相続税対策や、孫の学費を援助するため、その他いろいろな理由で、贈与することを考えたり、また、実際に贈与したことはありませんか?
ちょっと例をあげます。
長年連れ添った夫が亡くなり、高齢のお母さんが一人で暮らしていました。
ある日、子どもの一人が実家に帰ってきて、こんな事を言いました。
「お母さん、一人暮らしは寂しいし、大変でしょう。私と一緒に暮らしましょう。」
そう言われて嬉しくなり、これから面倒を見てもらうのだから、と3000万円の現金を子どもにあげました(贈与しました)。
ところが、数年後、ふとしたきっかけで親子の仲が悪くなり、子どもに「やっぱり出て行って。」などと言われ、同居していた家から追い出されてしまいました。
さて、このお母さんは子どもにあげてしまった3000万円を返してもらえるでしょうか?
一緒に暮らして面倒を見てもらうから、多額のお金を上げたのですよね?
約束が違ってしまったのだから、返してほしいですよね?
あなたはどう思いますか?
贈与してしまったお金は返してもらえるのか?
結論から言います。
既にあげてしまったもの(贈与したもの)は、原則として取り返せません。
つまり、残念ながら、上記のお母さんは、お金を返してもらうことができないのです。
もう少し、詳しく正確に説明しましょう。
法律(民法)にはこのように書かれています。
「書面によらない贈与は、各当事者が解除をすることができる。
ただし、履行の終わった部分については、この限りではない。」
(民法550条)
先にお伝えしておきますが、贈与は契約行為の一種です。
そして、「お金をあげるよ」「ありがとう、もらうよ。」という双方の意思表示で成立します。
さて、上記に書いた民法550条では、「書面によらない贈与は、各当事者が解除することができる。」と書いてありますね。
「書面によらない贈与」とは、贈与するにあたり書面(贈与契約書)を作成しないでする贈与です。
家族間ではよくある、「あげるよ」「もらうね」の口約束だけで行うような贈与のことです。
そして「各当事者が解除することができる」ということは、
上記の例で言えば、贈与する側であるお母さん側からも、贈与を受ける側であるお子さん側からも解除ができる、ということです。

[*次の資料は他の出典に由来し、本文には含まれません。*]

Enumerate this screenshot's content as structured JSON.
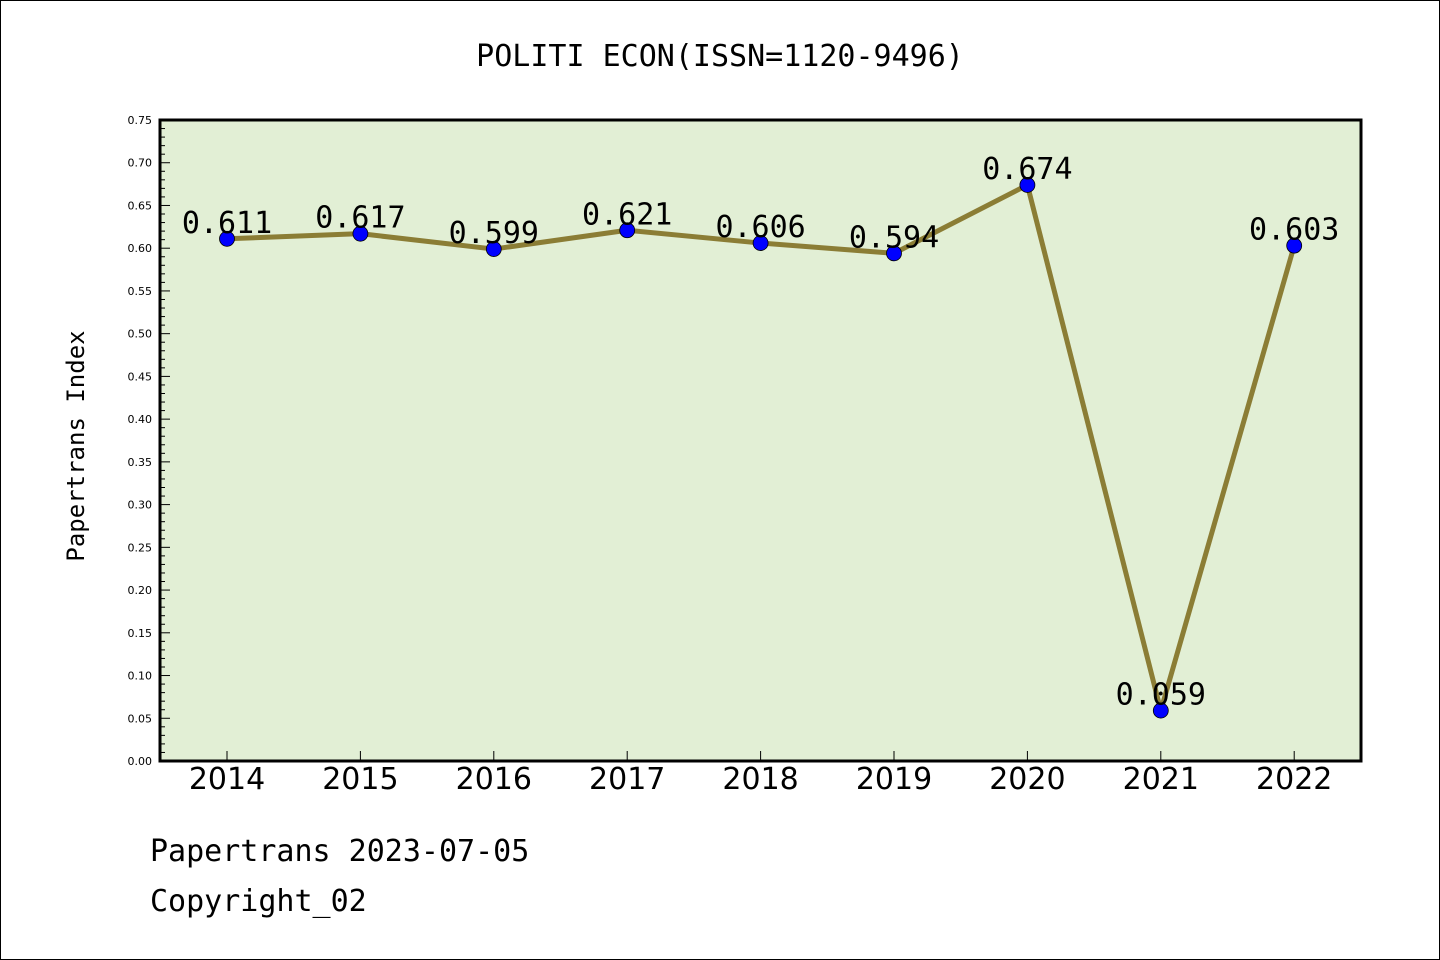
{
  "colors": {
    "plot_bg": "#e2efd5",
    "line": "#8b7d35",
    "marker": "#0000ff"
  },
  "chart_data": {
    "type": "line",
    "title": "POLITI ECON(ISSN=1120-9496)",
    "xlabel": "",
    "ylabel": "Papertrans Index",
    "categories": [
      "2014",
      "2015",
      "2016",
      "2017",
      "2018",
      "2019",
      "2020",
      "2021",
      "2022"
    ],
    "series": [
      {
        "values": [
          0.611,
          0.617,
          0.599,
          0.621,
          0.606,
          0.594,
          0.674,
          0.059,
          0.603
        ],
        "data_labels": [
          "0.611",
          "0.617",
          "0.599",
          "0.621",
          "0.606",
          "0.594",
          "0.674",
          "0.059",
          "0.603"
        ]
      }
    ],
    "ylim": [
      0,
      0.75
    ],
    "yticks": [
      "0.00",
      "0.05",
      "0.10",
      "0.15",
      "0.20",
      "0.25",
      "0.30",
      "0.35",
      "0.40",
      "0.45",
      "0.50",
      "0.55",
      "0.60",
      "0.65",
      "0.70",
      "0.75"
    ],
    "grid": false,
    "legend": "none"
  },
  "footer": {
    "line1": "Papertrans 2023-07-05",
    "line2": "Copyright_02"
  }
}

つまり、お母さんからは「やっぱりあげないわ。」、子どもの方からは「お金なんていらない。」、と言う事ができるわけです。
ここだけ見れば、お母さんは子どもからお金を返してもらえそうにも見えますね。
親子間の贈与ですから、おそらく、この母子も贈与契約書など作っていないでしょう。
(実際、贈与契約書を作成しないで親子間で贈与しているケースは多々あります。)
でも、続きの文を見てください。
「履行の終わった部分については、この限りではない。」と書いてあります。
「履行の終わった」つまり、贈与してしまった部分については「この限りでない」=「解除できない」のです。

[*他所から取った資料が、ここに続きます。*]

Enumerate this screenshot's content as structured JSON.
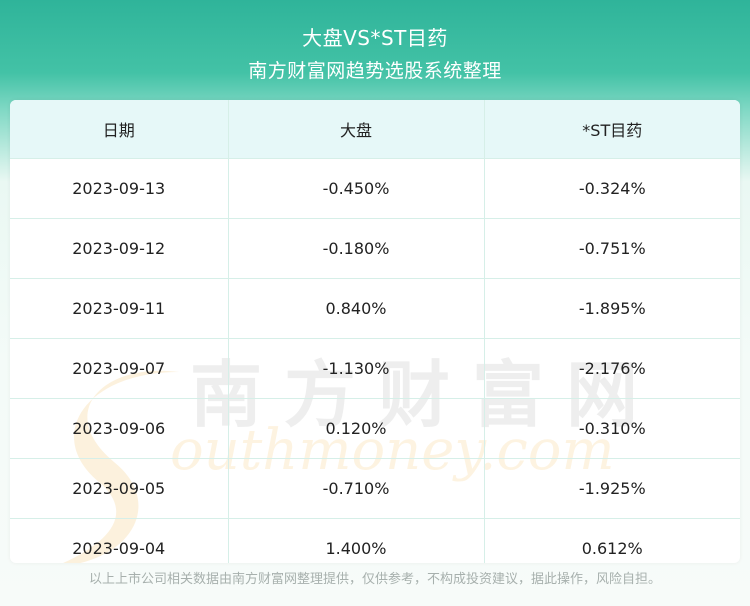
{
  "header": {
    "title": "大盘VS*ST目药",
    "subtitle": "南方财富网趋势选股系统整理"
  },
  "table": {
    "columns": [
      "日期",
      "大盘",
      "*ST目药"
    ],
    "rows": [
      [
        "2023-09-13",
        "-0.450%",
        "-0.324%"
      ],
      [
        "2023-09-12",
        "-0.180%",
        "-0.751%"
      ],
      [
        "2023-09-11",
        "0.840%",
        "-1.895%"
      ],
      [
        "2023-09-07",
        "-1.130%",
        "-2.176%"
      ],
      [
        "2023-09-06",
        "0.120%",
        "-0.310%"
      ],
      [
        "2023-09-05",
        "-0.710%",
        "-1.925%"
      ],
      [
        "2023-09-04",
        "1.400%",
        "0.612%"
      ]
    ]
  },
  "watermark": {
    "cn": "南方财富网",
    "en": "outhmoney.com"
  },
  "footer": {
    "disclaimer": "以上上市公司相关数据由南方财富网整理提供，仅供参考，不构成投资建议，据此操作，风险自担。"
  }
}
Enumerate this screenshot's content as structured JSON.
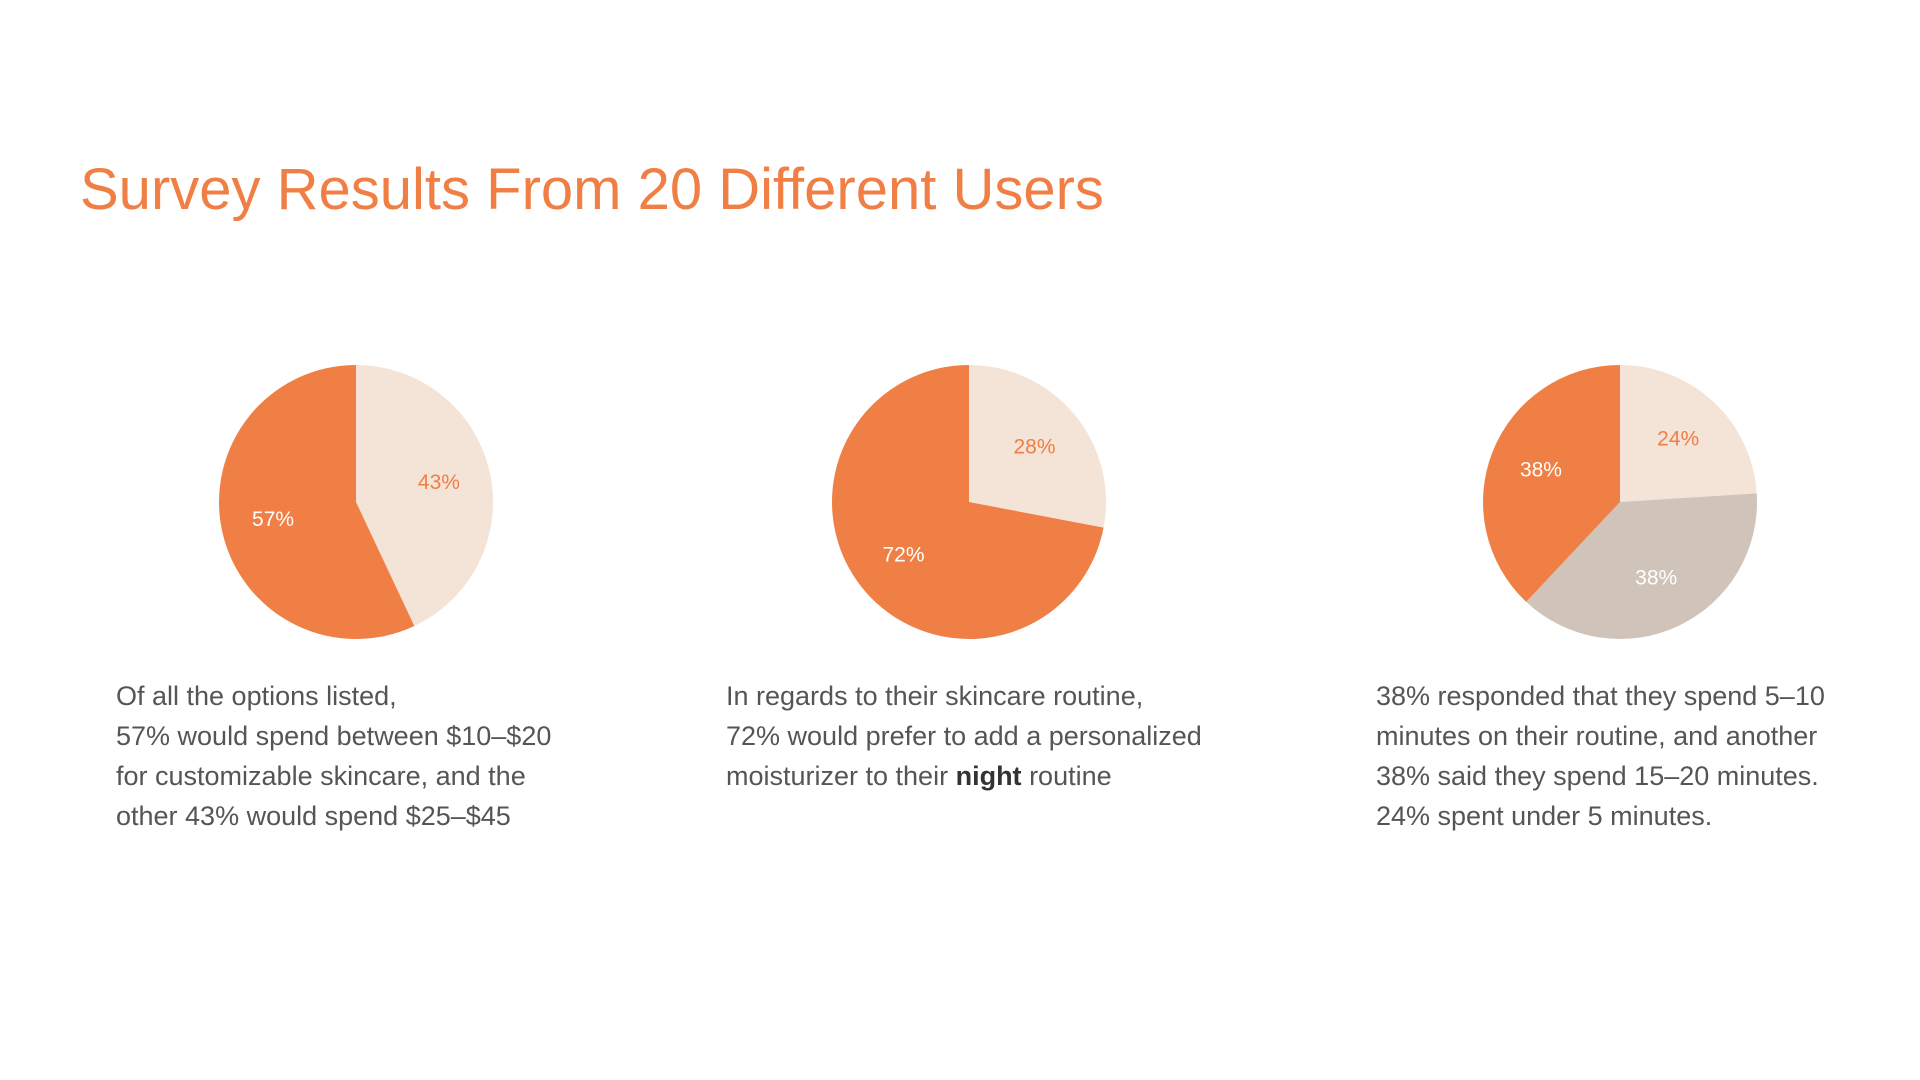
{
  "page": {
    "title": "Survey Results From 20 Different Users"
  },
  "colors": {
    "title": "#F07F45",
    "orange": "#F07F45",
    "peach": "#F4E3D7",
    "taupe": "#D0C4BA",
    "label_dark_bg": "#FFFFFF",
    "label_light_bg": "#F07F45",
    "caption_text": "#555555"
  },
  "chart_data": [
    {
      "type": "pie",
      "start": "top",
      "direction": "clockwise",
      "slices": [
        {
          "value": 43,
          "label": "43%",
          "fill": "#F4E3D7",
          "label_color": "#F07F45"
        },
        {
          "value": 57,
          "label": "57%",
          "fill": "#F07F45",
          "label_color": "#FFFFFF"
        }
      ],
      "caption": {
        "line1": "Of all the options listed,",
        "line2": "57% would spend between $10–$20",
        "line3": "for customizable skincare, and the",
        "line4": "other 43% would spend $25–$45"
      }
    },
    {
      "type": "pie",
      "start": "top",
      "direction": "clockwise",
      "slices": [
        {
          "value": 28,
          "label": "28%",
          "fill": "#F4E3D7",
          "label_color": "#F07F45"
        },
        {
          "value": 72,
          "label": "72%",
          "fill": "#F07F45",
          "label_color": "#FFFFFF"
        }
      ],
      "caption": {
        "line1": "In regards to their skincare routine,",
        "line2": "72% would prefer to add a personalized",
        "line3_before": "moisturizer to their ",
        "line3_bold": "night",
        "line3_after": " routine"
      }
    },
    {
      "type": "pie",
      "start": "top",
      "direction": "clockwise",
      "slices": [
        {
          "value": 24,
          "label": "24%",
          "fill": "#F4E3D7",
          "label_color": "#F07F45"
        },
        {
          "value": 38,
          "label": "38%",
          "fill": "#D0C4BA",
          "label_color": "#FFFFFF"
        },
        {
          "value": 38,
          "label": "38%",
          "fill": "#F07F45",
          "label_color": "#FFFFFF"
        }
      ],
      "caption": {
        "line1": "38% responded that they spend 5–10",
        "line2": "minutes on their routine, and another",
        "line3": "38% said they spend 15–20 minutes.",
        "line4": "24% spent under 5 minutes."
      }
    }
  ]
}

つまり、既にお金をあげてしまった場合には、「やっぱり返して」という事ができないのです。
「やっぱりあなたにお金をあげるのをやめるわ。」と言えるのは、お金をあげる前、ということなのです。
例にあげたお母さんにとっては、哀しい話ですね。
忘恩行為を理由とする贈与の撤回・解除
「じゃあ、絶対に返してもらえないのか?」
というところですが、実際には「援助してあげたのに、裏切られた!あげたものを返してほしい!」という裁判はよくあります。
が、返してもらえる場合についての条件については、法律上の明文がないので、判例では、それぞれの事案により様々な法律構成を取っているようです。
例えば、
・負担付贈与と認定し、負担の不履行があったとして贈与の解除を認めた
・動機の錯誤(つまり贈与しようという動機に誤り)があったとして贈与を無効とした
・信義則(=互いに相手の信頼や期待を裏切らないように誠実に行わなければならないこと)に反したので贈与の撤回を認めた
などです。
いずれにしても、原則は「解除(撤回)不可」。
判例があるとはいえ、裁判で争うにしても費用も時間もかかる話です。
それに裁判で勝たなければ意味がありませんから、現実に返してもらうにはなかなか簡単ではありません。
贈与を考えた際には、「一旦あげてしまったら、返してもらえない」ということを念頭に置いて、本当に贈与するかどうか、慎重に決めてくださいね。